By Brianna Boyd
Special to Dixon Patch
Amid thunderous applause, the Dixon May Fair crowned its royalty Thursday night.
Annaley Herzog, 18, of Vacaville, beamed with pride and excitement from the Leber Garden Stage as she was crowned the 2012 Dixon May Fair Queen. She has been an active participant in the May Fair and 4-H for many years, and has always dreamed of being named to the royalty court. With hard work and dedication, that dream came true.
“I feel so ecstatic, I’m so excited,” she exclaimed. “This is my second home. I’ve been doing the May Fair for so many years and to be able to represent the fair for my last year is an honor.”
Joining Herzog on the 2012 Royalty Court is Princess Sara McNeill, 17, of Vacaville, Ambassador Robert Sirizzotti, 11, of Dixon, Junior Princess Kylie Goetz, 12 of Dixon, and Little Miss Grace Bors, 11, of Dixon.
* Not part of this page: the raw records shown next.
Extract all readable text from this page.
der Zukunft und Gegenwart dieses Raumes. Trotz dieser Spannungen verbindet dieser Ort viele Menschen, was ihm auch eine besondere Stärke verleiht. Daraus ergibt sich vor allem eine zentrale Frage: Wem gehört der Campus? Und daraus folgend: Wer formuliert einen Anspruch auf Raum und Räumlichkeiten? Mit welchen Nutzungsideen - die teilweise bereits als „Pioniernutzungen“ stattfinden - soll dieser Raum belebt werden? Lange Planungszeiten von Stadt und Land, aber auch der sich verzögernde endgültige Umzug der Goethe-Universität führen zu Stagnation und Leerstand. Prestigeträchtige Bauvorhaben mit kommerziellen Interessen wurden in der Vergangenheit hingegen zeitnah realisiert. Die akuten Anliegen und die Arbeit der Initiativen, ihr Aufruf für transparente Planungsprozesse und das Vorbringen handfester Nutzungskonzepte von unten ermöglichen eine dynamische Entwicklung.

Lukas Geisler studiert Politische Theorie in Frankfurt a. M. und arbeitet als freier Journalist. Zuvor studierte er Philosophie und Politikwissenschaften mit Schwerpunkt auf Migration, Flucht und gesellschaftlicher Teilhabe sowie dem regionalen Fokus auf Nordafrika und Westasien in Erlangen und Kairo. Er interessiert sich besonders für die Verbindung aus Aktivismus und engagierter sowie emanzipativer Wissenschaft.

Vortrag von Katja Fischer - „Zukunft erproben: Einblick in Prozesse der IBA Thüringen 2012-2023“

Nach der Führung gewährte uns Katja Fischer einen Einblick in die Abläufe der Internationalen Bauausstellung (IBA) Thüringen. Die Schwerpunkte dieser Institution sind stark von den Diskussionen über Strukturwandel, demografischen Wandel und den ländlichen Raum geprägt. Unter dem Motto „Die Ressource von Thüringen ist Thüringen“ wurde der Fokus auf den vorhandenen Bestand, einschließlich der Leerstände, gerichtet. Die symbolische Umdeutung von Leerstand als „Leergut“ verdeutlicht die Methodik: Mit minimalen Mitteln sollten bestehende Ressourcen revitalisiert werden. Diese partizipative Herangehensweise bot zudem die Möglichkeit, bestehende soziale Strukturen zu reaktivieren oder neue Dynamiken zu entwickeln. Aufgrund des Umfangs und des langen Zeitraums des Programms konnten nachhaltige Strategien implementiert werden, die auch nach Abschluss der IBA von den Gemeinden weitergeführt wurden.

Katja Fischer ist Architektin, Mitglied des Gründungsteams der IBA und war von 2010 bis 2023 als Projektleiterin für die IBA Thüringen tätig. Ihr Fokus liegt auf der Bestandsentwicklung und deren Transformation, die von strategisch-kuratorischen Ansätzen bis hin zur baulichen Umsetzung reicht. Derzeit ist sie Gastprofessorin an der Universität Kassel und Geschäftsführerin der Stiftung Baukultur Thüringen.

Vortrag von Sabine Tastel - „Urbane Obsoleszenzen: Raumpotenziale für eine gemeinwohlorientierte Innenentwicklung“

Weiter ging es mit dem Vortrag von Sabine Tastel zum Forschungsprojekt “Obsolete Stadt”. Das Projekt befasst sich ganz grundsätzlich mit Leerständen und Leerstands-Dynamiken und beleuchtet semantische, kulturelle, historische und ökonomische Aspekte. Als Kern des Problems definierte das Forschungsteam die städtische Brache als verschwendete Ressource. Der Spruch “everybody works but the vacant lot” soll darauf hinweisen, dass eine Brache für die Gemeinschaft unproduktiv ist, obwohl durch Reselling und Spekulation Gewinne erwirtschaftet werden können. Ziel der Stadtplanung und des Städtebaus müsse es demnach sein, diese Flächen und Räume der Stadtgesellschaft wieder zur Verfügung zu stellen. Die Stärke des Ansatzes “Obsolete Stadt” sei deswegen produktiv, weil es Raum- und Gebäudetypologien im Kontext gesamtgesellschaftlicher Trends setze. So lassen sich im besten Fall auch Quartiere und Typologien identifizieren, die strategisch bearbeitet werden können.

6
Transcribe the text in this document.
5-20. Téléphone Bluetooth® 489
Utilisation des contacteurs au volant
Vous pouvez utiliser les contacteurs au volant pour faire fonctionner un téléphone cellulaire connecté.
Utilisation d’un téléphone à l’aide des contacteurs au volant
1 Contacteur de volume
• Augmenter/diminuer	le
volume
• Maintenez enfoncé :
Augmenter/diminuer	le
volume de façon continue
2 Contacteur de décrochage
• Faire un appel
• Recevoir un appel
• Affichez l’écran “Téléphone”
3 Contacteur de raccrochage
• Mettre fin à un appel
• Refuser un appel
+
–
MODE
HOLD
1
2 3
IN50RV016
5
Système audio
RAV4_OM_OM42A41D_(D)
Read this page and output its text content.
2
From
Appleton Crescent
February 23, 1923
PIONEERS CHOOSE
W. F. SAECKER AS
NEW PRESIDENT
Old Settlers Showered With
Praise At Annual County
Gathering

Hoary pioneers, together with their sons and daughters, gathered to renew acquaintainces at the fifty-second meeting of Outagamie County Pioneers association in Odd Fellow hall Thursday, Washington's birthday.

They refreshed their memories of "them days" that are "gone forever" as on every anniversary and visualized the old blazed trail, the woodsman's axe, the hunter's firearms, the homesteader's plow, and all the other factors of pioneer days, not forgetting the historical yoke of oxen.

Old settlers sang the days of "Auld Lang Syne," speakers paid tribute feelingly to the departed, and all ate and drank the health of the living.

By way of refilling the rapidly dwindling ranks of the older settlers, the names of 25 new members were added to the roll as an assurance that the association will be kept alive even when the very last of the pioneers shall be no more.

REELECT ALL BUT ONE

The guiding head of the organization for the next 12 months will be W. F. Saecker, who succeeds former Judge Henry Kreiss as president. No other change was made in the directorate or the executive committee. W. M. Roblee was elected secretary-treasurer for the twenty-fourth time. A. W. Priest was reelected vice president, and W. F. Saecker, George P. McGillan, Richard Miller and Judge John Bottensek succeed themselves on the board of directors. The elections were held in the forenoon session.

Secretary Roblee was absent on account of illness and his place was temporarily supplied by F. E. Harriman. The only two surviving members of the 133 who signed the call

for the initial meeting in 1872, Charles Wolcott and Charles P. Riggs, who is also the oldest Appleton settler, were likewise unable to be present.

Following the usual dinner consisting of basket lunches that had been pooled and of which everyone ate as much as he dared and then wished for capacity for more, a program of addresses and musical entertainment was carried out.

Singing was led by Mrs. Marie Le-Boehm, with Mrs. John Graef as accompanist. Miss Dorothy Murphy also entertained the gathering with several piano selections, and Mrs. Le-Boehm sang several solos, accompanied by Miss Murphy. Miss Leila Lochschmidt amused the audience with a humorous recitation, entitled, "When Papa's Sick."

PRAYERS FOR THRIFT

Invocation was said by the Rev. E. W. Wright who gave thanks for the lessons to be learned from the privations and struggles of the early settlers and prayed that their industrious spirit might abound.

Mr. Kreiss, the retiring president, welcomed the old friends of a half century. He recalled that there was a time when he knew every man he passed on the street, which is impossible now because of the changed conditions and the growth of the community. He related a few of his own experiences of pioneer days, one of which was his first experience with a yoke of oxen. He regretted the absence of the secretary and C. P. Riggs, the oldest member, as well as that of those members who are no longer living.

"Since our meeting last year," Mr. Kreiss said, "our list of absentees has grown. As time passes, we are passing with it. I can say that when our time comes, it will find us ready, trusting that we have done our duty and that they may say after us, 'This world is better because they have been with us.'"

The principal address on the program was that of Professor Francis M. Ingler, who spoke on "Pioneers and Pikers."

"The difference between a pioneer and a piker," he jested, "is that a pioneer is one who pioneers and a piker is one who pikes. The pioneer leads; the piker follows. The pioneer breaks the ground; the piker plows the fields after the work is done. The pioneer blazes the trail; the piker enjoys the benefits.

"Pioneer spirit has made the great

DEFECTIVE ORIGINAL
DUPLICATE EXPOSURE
Sandra Sirizzotti, 9, of Dixon, was named the Little Miss in Waiting and Kirstyn Lockhart, 16, of Vacaville, is the Princess in Waiting.
The children and teenagers who make up the May Fair’s royalty court are some of the most recognized individuals at both the Dixon May Fair and the Dixon May Fair Parade. They receive roaring applause every year when they ride their horses in the parade and are often competitors in some of the most popular May Fair competitions, including the hog-calling contest.
Proudly wearing their sashes and crowns, the royalty court members serve as representatives for the historic fair throughout the year, and also ride in multiple area parades.
“There is no word to describe how happy I am right now,” McNeill said. “I did this because I wanted to ride horses and I wanted to come to the Dixon May Fair. It’s been great doing everything and it’s a great learning experience. I love coming here.”
Royalty court coordinator Rhonda Rayn described the seven hopefuls as individuals who are “as beautiful on the inside as on the outside”. The Royalty Court competition is open to any Solano County youth between the ages of 9 and 18. The girls in the contest compete within four categories – queen, princess, junior princess, and little miss. Boys compete to serve as ambassadors.
Thursday’s crowning was a culmination of hard work that began back in January. There are several components to the competition all the contestants had to follow. As part of their application that was due in March, the contestants each included an essay, addressed to the public, which described why he or she wanted to be a part of the royalty court. Candidates had to include at least three photographs in their essay, one of just themselves, another with their horse, and a third of their choice. All candidates were also required to enter and participate in the Royalty Court Horsemastership Class during the Dixon May Fair Junior Horse Show in April. And just days before the start of the 137th annual fair, the hopefuls participated in interviews with Dixon May Fair board members and Dixon community leaders, where they were asked several questions and judged based on how they greeted and responded to people.
Altogether, the 2012 Royalty Court candidates were judged on their essay, photography, the Dixon May Fair Junior Horse Show, the interview, and a poster each created that follows the fair’s theme of “This Is My County”. They also rode in the Winters Youth Day Parade last month.
“It’s been a lot of work, but it is also a lot of fun,” Goetz said. “I’ve done this for two years and this is my first year winning. I’m very excited.”
The last few months have been an incredible journey for Herzog. She has competed in the Royalty Court contest in the past, and although she has been proud to be a “lady in waiting”, she has always wanted to wear a crown.
“I really wanted it and that’s why I’m so excited right now,” she said. “It’s all hard work and dedication. This year, I was really motivated because it was my last year. I gave it 110 percent, and it paid off.”
Herzog, who is currently working two jobs and plans to attend veterinary school in the fall, is turning 19 at the end of the month and will no longer be eligible to show animals in the Dixon May Fair. But her show days are far from over. She and her horse, “Badge” participate in horse shows across northern California and she is excited for the opportunity to compete in the adult divisions.
But do not expect her to ever miss a Dixon May Fair.
“I’ve been coming here since I was so little,” she said. “It’s always been a family tradition for us, a home away from home.”